Intriguing, the photograph was taken last month by the US space agency's Mars Reconnaissance Orbiter satellite, which orbits the Red Planet with the HiRISE high-resolution on-board camera, the most powerful ever sent by humans in the solar system.

"A bear on Mars?" asks the Twitter account of the HiRISE project, which published the photo on Wednesday.

According to scientists from the University of Arizona, who are leading the project, the animal's face is actually formed by "two craters", which form the eyes and a disembowelled "hill" which looks like a snout.

These elements are surrounded by a "circular fracture", which delimits the contours of the head and could be formed by a deposit of lava or mud.

The whole thing gives the impression of seeing the smiling face of a teddy bear.

Quite a coincidence, to give a geological formation that stretches over two kilometres.

The HiRISE camera is one of the six instruments on board this NASA satellite, which has been orbiting Mars since 2006. Ultra-precise, it allows very detailed shots to be taken to map the surface of the red planet for future missions carried out by robots or humans.

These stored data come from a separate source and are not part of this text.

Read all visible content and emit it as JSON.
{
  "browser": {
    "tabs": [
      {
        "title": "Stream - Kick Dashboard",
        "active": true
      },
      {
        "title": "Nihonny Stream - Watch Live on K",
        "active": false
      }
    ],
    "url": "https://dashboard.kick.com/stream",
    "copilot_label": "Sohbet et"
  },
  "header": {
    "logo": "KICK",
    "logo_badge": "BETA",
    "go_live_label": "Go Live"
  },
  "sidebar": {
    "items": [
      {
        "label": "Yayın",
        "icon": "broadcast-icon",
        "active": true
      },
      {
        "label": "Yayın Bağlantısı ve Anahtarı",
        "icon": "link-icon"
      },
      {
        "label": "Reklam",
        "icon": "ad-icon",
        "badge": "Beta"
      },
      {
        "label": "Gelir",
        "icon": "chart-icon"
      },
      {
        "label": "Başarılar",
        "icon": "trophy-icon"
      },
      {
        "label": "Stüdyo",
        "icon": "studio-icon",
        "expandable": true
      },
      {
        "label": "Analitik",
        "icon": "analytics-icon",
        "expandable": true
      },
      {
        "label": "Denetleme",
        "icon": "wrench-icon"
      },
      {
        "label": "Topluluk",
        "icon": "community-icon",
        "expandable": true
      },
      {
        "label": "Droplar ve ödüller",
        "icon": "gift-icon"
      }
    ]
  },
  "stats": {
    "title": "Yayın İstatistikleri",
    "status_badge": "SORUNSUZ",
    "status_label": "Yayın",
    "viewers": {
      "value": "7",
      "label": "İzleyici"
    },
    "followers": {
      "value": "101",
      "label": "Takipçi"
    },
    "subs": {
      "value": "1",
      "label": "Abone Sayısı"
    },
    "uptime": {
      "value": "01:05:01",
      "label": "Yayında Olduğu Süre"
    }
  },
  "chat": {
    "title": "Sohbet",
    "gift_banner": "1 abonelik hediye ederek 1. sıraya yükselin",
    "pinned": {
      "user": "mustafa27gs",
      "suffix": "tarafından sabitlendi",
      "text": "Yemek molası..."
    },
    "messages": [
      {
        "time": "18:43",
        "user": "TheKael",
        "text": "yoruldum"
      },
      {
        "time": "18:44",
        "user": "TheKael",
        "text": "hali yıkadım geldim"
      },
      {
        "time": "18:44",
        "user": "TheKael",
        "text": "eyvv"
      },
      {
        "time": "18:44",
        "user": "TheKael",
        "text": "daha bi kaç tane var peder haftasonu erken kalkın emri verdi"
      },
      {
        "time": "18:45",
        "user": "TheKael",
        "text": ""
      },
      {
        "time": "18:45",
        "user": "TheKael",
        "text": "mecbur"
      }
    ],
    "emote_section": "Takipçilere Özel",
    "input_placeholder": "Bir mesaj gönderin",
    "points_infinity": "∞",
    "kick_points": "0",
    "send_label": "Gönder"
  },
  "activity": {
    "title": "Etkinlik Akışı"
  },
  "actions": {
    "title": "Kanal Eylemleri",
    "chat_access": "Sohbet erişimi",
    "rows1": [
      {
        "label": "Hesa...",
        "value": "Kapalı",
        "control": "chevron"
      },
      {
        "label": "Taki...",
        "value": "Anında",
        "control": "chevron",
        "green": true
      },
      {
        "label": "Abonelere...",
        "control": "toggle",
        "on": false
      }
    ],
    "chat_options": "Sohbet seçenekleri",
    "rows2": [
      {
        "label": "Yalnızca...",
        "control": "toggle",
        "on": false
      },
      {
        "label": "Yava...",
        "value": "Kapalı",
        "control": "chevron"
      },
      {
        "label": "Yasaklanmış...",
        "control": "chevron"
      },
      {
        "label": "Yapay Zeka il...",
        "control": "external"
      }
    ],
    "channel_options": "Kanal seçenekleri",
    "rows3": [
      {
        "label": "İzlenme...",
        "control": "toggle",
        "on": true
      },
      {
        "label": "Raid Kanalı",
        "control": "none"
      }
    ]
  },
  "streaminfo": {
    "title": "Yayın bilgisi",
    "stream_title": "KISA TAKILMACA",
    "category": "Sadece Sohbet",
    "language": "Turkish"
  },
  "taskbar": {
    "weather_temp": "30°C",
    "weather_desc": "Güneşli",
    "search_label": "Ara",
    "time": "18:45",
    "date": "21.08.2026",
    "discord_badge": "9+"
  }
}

For ten years, the scientists who manage it have, for example, been able to photograph avalanches on Mars, and have discovered dark traces which could be salt water flowing along gullies.

They also spotted dust devils on the planet's surface, and another geological formation that looks suspiciously like the insignia of the Starfleet force tasked with exploring space in the Star Trek television series.

But even with high definition images, the little green men supposed to populate Mars in the popular imagination have so far proved untraceable.